Ronald and his mother Willie Mae visit his grandmother Sallie ("Big Grandmama")'s grave who helped raise him in Alabama. Big Grandmama passed away in 1997 at the age of 78, which is a year younger than Willie Mae is now. Elston regrets not being able to attend her funeral.
Ronald and his mother Willie Mae spend the day after Columbus Day fulfilling Ronald's parole obligations. He registers with the police department to get an ID; he goes to Philadelphia Traffic Court to prove he doesn't owe them any money even though he's never lived in Philadelphia as an adult; he then registers at the Philadelphia Criminal Justice Center. Willie Mae who doesn't travel farther than her immediate neighborhood, and Ronald who hasn't travelled at all in over 30 years, were both stressed that if they couldn't figure out how to do one of these things, he'd be sent back.
Ronald cooks breakfast for his mother, Willie Mae, every morning. “I still wake up like I do in prison. I have my watch, which goes off at 7 o’clock—see in there, 7 o’clock is wake-up call, 7:30 is room inspection—so when I get up, I get up just like I do in there. All the things about prison haven’t left me yet.”
Ronald, also known as “Donnie” to his family, cuts into his 59th birthday cake with his great-nephew on his left, on January 10, 2016. This birthday marked his first birthday out of prison; the last birthday he remembers as a free man, he was the age of the picture on his cake.

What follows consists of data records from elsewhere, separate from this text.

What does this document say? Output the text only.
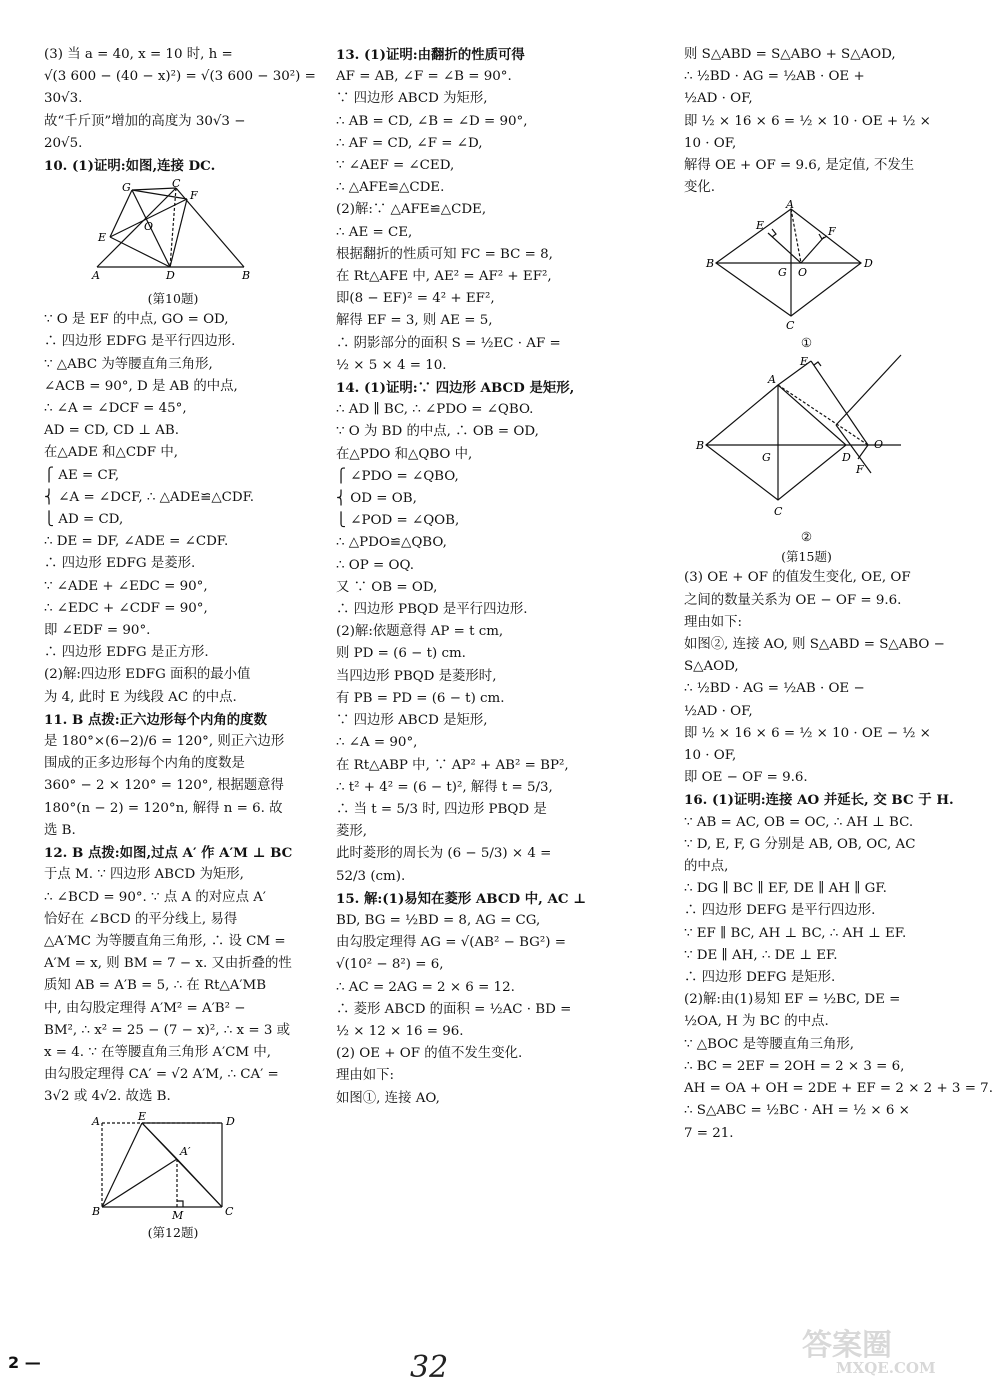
(3) 当 a = 40, x = 10 时, h =
√(3 600 − (40 − x)²) = √(3 600 − 30²) =
30√3.
故“千斤顶”增加的高度为 30√3 −
20√5.
10. (1)证明:如图,连接 DC.
G	C
F
O
E
A	D	B
(第10题)
∵ O 是 EF 的中点, GO = OD,
∴ 四边形 EDFG 是平行四边形.
∵ △ABC 为等腰直角三角形,
∠ACB = 90°, D 是 AB 的中点,
∴ ∠A = ∠DCF = 45°,
AD = CD, CD ⊥ AB.
在△ADE 和△CDF 中,
⎧ AE = CF,
⎨ ∠A = ∠DCF, ∴ △ADE≌△CDF.
⎩ AD = CD,
∴ DE = DF, ∠ADE = ∠CDF.
∴ 四边形 EDFG 是菱形.
∵ ∠ADE + ∠EDC = 90°,
∴ ∠EDC + ∠CDF = 90°,
即 ∠EDF = 90°.
∴ 四边形 EDFG 是正方形.
(2)解:四边形 EDFG 面积的最小值
为 4, 此时 E 为线段 AC 的中点.
11. B 点拨:正六边形每个内角的度数
是 180°×(6−2)/6 = 120°, 则正六边形
围成的正多边形每个内角的度数是
360° − 2 × 120° = 120°, 根据题意得
180°(n − 2) = 120°n, 解得 n = 6. 故
选 B.
12. B 点拨:如图,过点 A′ 作 A′M ⊥ BC
于点 M. ∵ 四边形 ABCD 为矩形,
∴ ∠BCD = 90°. ∵ 点 A 的对应点 A′
恰好在 ∠BCD 的平分线上, 易得
△A′MC 为等腰直角三角形, ∴ 设 CM =
A′M = x, 则 BM = 7 − x. 又由折叠的性
质知 AB = A′B = 5, ∴ 在 Rt△A′MB
中, 由勾股定理得 A′M² = A′B² −
BM², ∴ x² = 25 − (7 − x)², ∴ x = 3 或
x = 4. ∵ 在等腰直角三角形 A′CM 中,
由勾股定理得 CA′ = √2 A′M, ∴ CA′ =
3√2 或 4√2. 故选 B.
A	E	D
A′
B	M	C
(第12题)
13. (1)证明:由翻折的性质可得
AF = AB, ∠F = ∠B = 90°.
∵ 四边形 ABCD 为矩形,
∴ AB = CD, ∠B = ∠D = 90°,
∴ AF = CD, ∠F = ∠D,
∵ ∠AEF = ∠CED,
∴ △AFE≌△CDE.
(2)解:∵ △AFE≌△CDE,
∴ AE = CE,
根据翻折的性质可知 FC = BC = 8,
在 Rt△AFE 中, AE² = AF² + EF²,
即(8 − EF)² = 4² + EF²,
解得 EF = 3, 则 AE = 5,
∴ 阴影部分的面积 S = ½EC · AF =
½ × 5 × 4 = 10.
14. (1)证明:∵ 四边形 ABCD 是矩形,
∴ AD ∥ BC, ∴ ∠PDO = ∠QBO.
∵ O 为 BD 的中点, ∴ OB = OD,
在△PDO 和△QBO 中,
⎧ ∠PDO = ∠QBO,
⎨ OD = OB,
⎩ ∠POD = ∠QOB,
∴ △PDO≌△QBO,
∴ OP = OQ.
又 ∵ OB = OD,
∴ 四边形 PBQD 是平行四边形.
(2)解:依题意得 AP = t cm,
则 PD = (6 − t) cm.
当四边形 PBQD 是菱形时,
有 PB = PD = (6 − t) cm.
∵ 四边形 ABCD 是矩形,
∴ ∠A = 90°,
在 Rt△ABP 中, ∵ AP² + AB² = BP²,
∴ t² + 4² = (6 − t)², 解得 t = 5/3,
∴ 当 t = 5/3 时, 四边形 PBQD 是
菱形,
此时菱形的周长为 (6 − 5/3) × 4 =
52/3 (cm).
15. 解:(1)易知在菱形 ABCD 中, AC ⊥
BD, BG = ½BD = 8, AG = CG,
由勾股定理得 AG = √(AB² − BG²) =
√(10² − 8²) = 6,
∴ AC = 2AG = 2 × 6 = 12.
∴ 菱形 ABCD 的面积 = ½AC · BD =
½ × 12 × 16 = 96.
(2) OE + OF 的值不发生变化.
理由如下:
如图①, 连接 AO,
则 S△ABD = S△ABO + S△AOD,
∴ ½BD · AG = ½AB · OE +
½AD · OF,
即 ½ × 16 × 6 = ½ × 10 · OE + ½ ×
10 · OF,
解得 OE + OF = 9.6, 是定值, 不发生
变化.
A
E	F
B
G O
D
C
①
E
A
O
B
G	D
F
C
②
(第15题)
(3) OE + OF 的值发生变化, OE, OF
之间的数量关系为 OE − OF = 9.6.
理由如下:
如图②, 连接 AO, 则 S△ABD = S△ABO −
S△AOD,
∴ ½BD · AG = ½AB · OE −
½AD · OF,
即 ½ × 16 × 6 = ½ × 10 · OE − ½ ×
10 · OF,
即 OE − OF = 9.6.
16. (1)证明:连接 AO 并延长, 交 BC 于 H.
∵ AB = AC, OB = OC, ∴ AH ⊥ BC.
∵ D, E, F, G 分别是 AB, OB, OC, AC
的中点,
∴ DG ∥ BC ∥ EF, DE ∥ AH ∥ GF.
∴ 四边形 DEFG 是平行四边形.
∵ EF ∥ BC, AH ⊥ BC, ∴ AH ⊥ EF.
∵ DE ∥ AH, ∴ DE ⊥ EF.
∴ 四边形 DEFG 是矩形.
(2)解:由(1)易知 EF = ½BC, DE =
½OA, H 为 BC 的中点.
∵ △BOC 是等腰直角三角形,
∴ BC = 2EF = 2OH = 2 × 3 = 6,
AH = OA + OH = 2DE + EF = 2 × 2 + 3 = 7.
∴ S△ABC = ½BC · AH = ½ × 6 ×
7 = 21.
2 —	32
答案圈
MXQE.COM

Ronald and his nieces look at a family album at Millie Mae's house.
Ronald and his mother Willie Mae go grocery shopping for the week in Philadelphia, a day after Ronald's release from St. Clair Correctional Facility in Alabama. “I’m so tired of chicken and hot dogs, baloney,” Ronald says, as he speaks about what he’s most excited to eat out of prison. “What I’d really like to eat is some glazed donuts. It’s been so long—I love glazed donuts.”
Ronald on the phone with his daughter, who lives in Anniston, Alabama. Ronald was sentenced to life in prison without the possibility of parole when she was three years old; she’s now in her late 30s. Ronald has never met one of his grandchildren.
Ronald and his niece, at one of many family get-togethers since Ronald's release from prison. Ronald's sister and two nieces live in New Jersey, an hour and a half from Willie Mae's house in Philadelphia.
Willie Mae takes Ronald shopping in Philadelphia, a day after his release from St. Clair Correctional Facility in Alabama.
Ronald with his great nephews in the living room of Willie Mae's house in Philadelphia. This was the first time the three of them had met.